Since the last meeting of the school council, the board has created a list of potential candidates for the position of acting superintendent and will interview two of them later this week. Katims said if neither felt a good fit for the district, the board would keep looking until it found the right candidate. The interim candidate would be hired to hold the position for up to one year.

The main criteria that the board will be looking for are:

  • The ability to calm people down, foster unity, and pursue the district’s strategic plan
  • Previous experience as a superintendent or extensive knowledge of the Edmonds School District
  • Skills on how to increase graduation rates and overall student success
  • Sufficient people skills to keep current staff intact and ability to recruit even more assets to the district

Also during the meeting, council held an extensive public comment session to give citizens more time to voice their concerns. These sessions are normally limited to 30 minutes, but on Tuesday evening public commentary continued until everyone had spoken to ensure more people could be heard.

Each speaker had a total of three minutes to speak. The district did not comment directly on any topic, but will send a follow-up response to each speaker in the coming weeks.

Among the topics:

– A speaker expressed concern about open discourse regarding transgender in the school district. The speaker said that by talking openly about this topic and accepting it as normal, it’s on the way to “destroying the kids in the neighborhood”. The speaker urged the district to stop educating about sexuality in schools and leave those topics to parents, if they decide to talk to their children about them. “Do your part to educate, not indoctrinate,” she said.

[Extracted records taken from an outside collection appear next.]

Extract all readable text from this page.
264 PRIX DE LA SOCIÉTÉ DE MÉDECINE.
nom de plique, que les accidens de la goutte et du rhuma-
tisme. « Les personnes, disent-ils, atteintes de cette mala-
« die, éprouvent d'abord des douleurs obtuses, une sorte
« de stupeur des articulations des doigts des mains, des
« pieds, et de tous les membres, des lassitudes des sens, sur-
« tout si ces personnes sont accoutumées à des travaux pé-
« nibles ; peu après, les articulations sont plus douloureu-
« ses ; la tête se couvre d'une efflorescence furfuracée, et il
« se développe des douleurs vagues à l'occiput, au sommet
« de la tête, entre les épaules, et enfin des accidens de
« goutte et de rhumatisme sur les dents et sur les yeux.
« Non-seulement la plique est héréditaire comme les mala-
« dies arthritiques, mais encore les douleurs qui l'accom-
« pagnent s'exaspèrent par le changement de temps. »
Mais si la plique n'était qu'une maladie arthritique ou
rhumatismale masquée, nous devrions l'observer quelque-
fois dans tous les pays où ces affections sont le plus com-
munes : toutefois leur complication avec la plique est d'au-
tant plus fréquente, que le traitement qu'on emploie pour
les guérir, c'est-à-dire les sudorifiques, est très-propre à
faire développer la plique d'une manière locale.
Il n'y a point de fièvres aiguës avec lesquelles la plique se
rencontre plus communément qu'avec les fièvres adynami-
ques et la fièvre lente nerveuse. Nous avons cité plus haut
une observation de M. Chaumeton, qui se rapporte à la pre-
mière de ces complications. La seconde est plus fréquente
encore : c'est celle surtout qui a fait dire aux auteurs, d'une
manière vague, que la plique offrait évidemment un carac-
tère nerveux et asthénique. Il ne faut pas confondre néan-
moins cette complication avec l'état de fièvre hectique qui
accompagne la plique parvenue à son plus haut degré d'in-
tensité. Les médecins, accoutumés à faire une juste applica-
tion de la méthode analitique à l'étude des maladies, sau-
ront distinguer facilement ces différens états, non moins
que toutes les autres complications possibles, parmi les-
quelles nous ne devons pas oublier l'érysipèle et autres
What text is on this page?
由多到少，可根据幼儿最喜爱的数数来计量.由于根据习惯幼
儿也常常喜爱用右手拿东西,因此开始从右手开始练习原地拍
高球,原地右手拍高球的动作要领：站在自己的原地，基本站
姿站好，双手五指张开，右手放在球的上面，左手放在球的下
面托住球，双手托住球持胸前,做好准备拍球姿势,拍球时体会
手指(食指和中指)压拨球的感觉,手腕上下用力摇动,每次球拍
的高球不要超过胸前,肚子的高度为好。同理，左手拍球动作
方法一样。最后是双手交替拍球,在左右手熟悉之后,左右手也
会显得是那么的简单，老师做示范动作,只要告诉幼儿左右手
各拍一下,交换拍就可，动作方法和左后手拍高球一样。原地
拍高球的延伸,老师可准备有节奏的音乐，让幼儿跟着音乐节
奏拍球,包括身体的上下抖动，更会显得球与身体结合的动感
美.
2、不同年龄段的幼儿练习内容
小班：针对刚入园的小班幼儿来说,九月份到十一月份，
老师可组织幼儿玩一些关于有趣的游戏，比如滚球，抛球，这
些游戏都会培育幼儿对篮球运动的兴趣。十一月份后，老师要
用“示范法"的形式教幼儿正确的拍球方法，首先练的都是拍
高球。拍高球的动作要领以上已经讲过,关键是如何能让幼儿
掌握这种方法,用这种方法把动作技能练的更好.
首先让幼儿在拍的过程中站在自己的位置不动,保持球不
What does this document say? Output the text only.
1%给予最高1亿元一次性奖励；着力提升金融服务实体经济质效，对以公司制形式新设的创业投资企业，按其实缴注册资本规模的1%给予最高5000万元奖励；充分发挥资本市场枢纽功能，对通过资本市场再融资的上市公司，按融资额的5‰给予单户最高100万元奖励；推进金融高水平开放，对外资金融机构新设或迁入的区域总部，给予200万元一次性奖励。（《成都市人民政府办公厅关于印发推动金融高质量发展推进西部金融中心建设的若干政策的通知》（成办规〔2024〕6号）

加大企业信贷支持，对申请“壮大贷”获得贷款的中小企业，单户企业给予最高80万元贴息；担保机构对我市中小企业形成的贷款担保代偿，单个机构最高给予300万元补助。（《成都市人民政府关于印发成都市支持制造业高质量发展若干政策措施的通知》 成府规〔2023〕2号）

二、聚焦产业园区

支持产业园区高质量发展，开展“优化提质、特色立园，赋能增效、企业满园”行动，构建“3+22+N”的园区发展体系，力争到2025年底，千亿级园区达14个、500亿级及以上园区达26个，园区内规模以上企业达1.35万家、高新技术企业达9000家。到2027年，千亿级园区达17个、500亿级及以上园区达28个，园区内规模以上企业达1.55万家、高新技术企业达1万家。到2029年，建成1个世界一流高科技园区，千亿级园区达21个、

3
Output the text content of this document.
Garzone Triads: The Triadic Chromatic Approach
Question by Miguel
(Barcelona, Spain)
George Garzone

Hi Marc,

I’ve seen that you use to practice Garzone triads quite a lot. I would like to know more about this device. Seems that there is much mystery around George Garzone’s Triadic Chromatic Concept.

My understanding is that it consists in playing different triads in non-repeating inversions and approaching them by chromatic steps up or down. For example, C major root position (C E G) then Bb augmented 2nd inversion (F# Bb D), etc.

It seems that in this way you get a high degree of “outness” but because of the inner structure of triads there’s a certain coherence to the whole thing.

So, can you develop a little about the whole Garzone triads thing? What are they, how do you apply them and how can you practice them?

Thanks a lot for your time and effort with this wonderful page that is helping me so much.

A letter read by another speaker discussed what she saw as a conflict of interest between the district and parents, particularly regarding COVID-19 pandemic policies.

“School government has a vested interest in the system as a whole,” she wrote, “while parents have a vested interest in the children.”

The letter went on to accuse State Superintendent of Public Instruction Chris Reykdal of threatening to withhold district tax funds based on its compliance with current health policies. According to the commentator, no one in the state superintendent’s office has the authority to withhold any form of district funding.

The author of the letter claimed that the Board of Directors cedes too much power and concedes it to those in higher positions, who should not have the ability to make decisions for the district. She urged the board not to be intimidated by other governing bodies.

Another speaker expressed concern about the new Woodway Center for some of the district’s kindergarten students and how the district determines which students should be sent there. If schools had received the support and extra staff they’ve been asking for all year, the speaker said, children wouldn’t need to go to another school.

“Support the kids where they are,” she said, “before getting them out of the schools they know.”

In other business, Deputy Superintendent Dr. Greg Schwab introduced a new tutoring program the school district is preparing to launch. Paper Tutoring will be fully online and accessible to any high school student at any time.

The program will provide assistance to students in over 200 subjects. Support is currently available in English, Spanish, Mandarin, and French.

All of the student advisers who sit on the school board expressed enthusiasm for the paper-based tutoring, adding that they wish it had arrived sooner so students could use it while learning online.

“It’s a great idea that paper-based tutoring is available around the clock,” said student Lia Addisu. “I know a lot of students have other responsibilities and commitments, where they can’t…have tutoring because they can’t do their homework until late at night.”

Deputy Superintendent Dana Geaslen also presented a regular COVID-19 update to the board. Of the total number of PCR and rapid tests administered from March 22 to April 12, only 11 came back with positive results.

As cases continue to drop, Geaslen said two classrooms had to switch to remote learning for two weeks due to outbreaks. Geaslen said classrooms are now out of quarantine and doing well.

The district will continue to have PCR and rapid tests readily available at all schools, as well as health screening officers and containment spaces.